We set off around 8 in the morning from the USC area and, after stopping for refreshments, reached the park around 11. Our first stop was the Joshua Tree National Park Visitor Center, located near the north-west border of the park. We picked up maps, souvenirs and advice on what agenda to follow. Then we drove eastwards, past the Oasis Visitor Center in 29 Palms and entered the park from the north-east. The entry fee is $30 for a vehicle. Soon we came to our first stop – Skull Rock. To put it in a nutshell, this site comprises a lot of huge rocks in different formations, leading to a bunch of points of varying heights up for grabs for those willing to climb. We spent about an hour here.
Next on our agenda was to exit the park to grab lunch (there are no eateries inside the park). Then we came back in and strolled through the Cholla Cactus Garden. The garden has a defined trail snaking through it, which takes about 20 minutes to walk through. The cacti are a sight to behold, albeit without too much variety. After the garden, we did our first and only hike of the day – the Lost Horse Mine Trail. Joshua Tree has a number of hikes of varying difficulty, and this one was classified as moderate. It features a 4 mile hike to and back, however, we turned back about two-thirds of the way through because we wanted to visit another point before sunset. While not spectacular, the Lost Horse Mine Trail offers some nice views and good exercise. For me personally, this was the place where I got my souvenir – a fruit from a joshua tree! Note that the path leading up to the hike has a section which is supposedly navigable by car, but it is recommended to bring a high-clearance vehicle for this section.
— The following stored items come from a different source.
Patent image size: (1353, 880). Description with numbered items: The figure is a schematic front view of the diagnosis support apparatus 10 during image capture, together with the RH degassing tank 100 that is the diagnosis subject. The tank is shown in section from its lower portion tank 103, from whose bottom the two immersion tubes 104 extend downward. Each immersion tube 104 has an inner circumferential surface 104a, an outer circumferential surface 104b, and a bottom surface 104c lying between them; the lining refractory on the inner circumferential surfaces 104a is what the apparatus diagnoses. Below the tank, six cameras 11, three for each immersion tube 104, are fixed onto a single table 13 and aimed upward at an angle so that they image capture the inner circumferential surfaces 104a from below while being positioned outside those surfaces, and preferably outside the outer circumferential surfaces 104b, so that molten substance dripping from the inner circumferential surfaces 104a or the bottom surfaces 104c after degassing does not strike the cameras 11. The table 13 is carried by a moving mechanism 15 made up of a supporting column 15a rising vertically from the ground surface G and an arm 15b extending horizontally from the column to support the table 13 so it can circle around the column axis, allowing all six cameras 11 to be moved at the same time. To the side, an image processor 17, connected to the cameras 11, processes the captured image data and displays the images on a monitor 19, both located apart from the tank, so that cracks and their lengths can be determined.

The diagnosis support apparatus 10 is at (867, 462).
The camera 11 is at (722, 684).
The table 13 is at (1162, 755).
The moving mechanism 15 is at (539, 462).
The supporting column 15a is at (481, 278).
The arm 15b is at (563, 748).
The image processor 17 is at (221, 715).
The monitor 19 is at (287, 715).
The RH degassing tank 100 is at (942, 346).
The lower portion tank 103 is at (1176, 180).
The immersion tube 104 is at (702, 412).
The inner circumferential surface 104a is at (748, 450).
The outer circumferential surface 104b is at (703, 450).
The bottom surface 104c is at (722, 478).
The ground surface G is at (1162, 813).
Our final point for the day was Keys View. This is a great place for seeing the sun set. As far as a pure viewing experience goes, this one takes the cake. It is a wonderful experience to watch the landscape below, the clouds above, and of course, the setting sun. This place also has a couple of trails which one can climb to add that extra bit to an already wonderful view.
All in all, the day trip to Joshua Tree National Park was a memorable experience. The Southern Californian landscape is mostly dry and brown, which can be a slight dampener to people like me looking for more green views. However, the variety of points and vast array of sights and activities present at Joshua Tree National Park makes it a must-visit if you live in LA.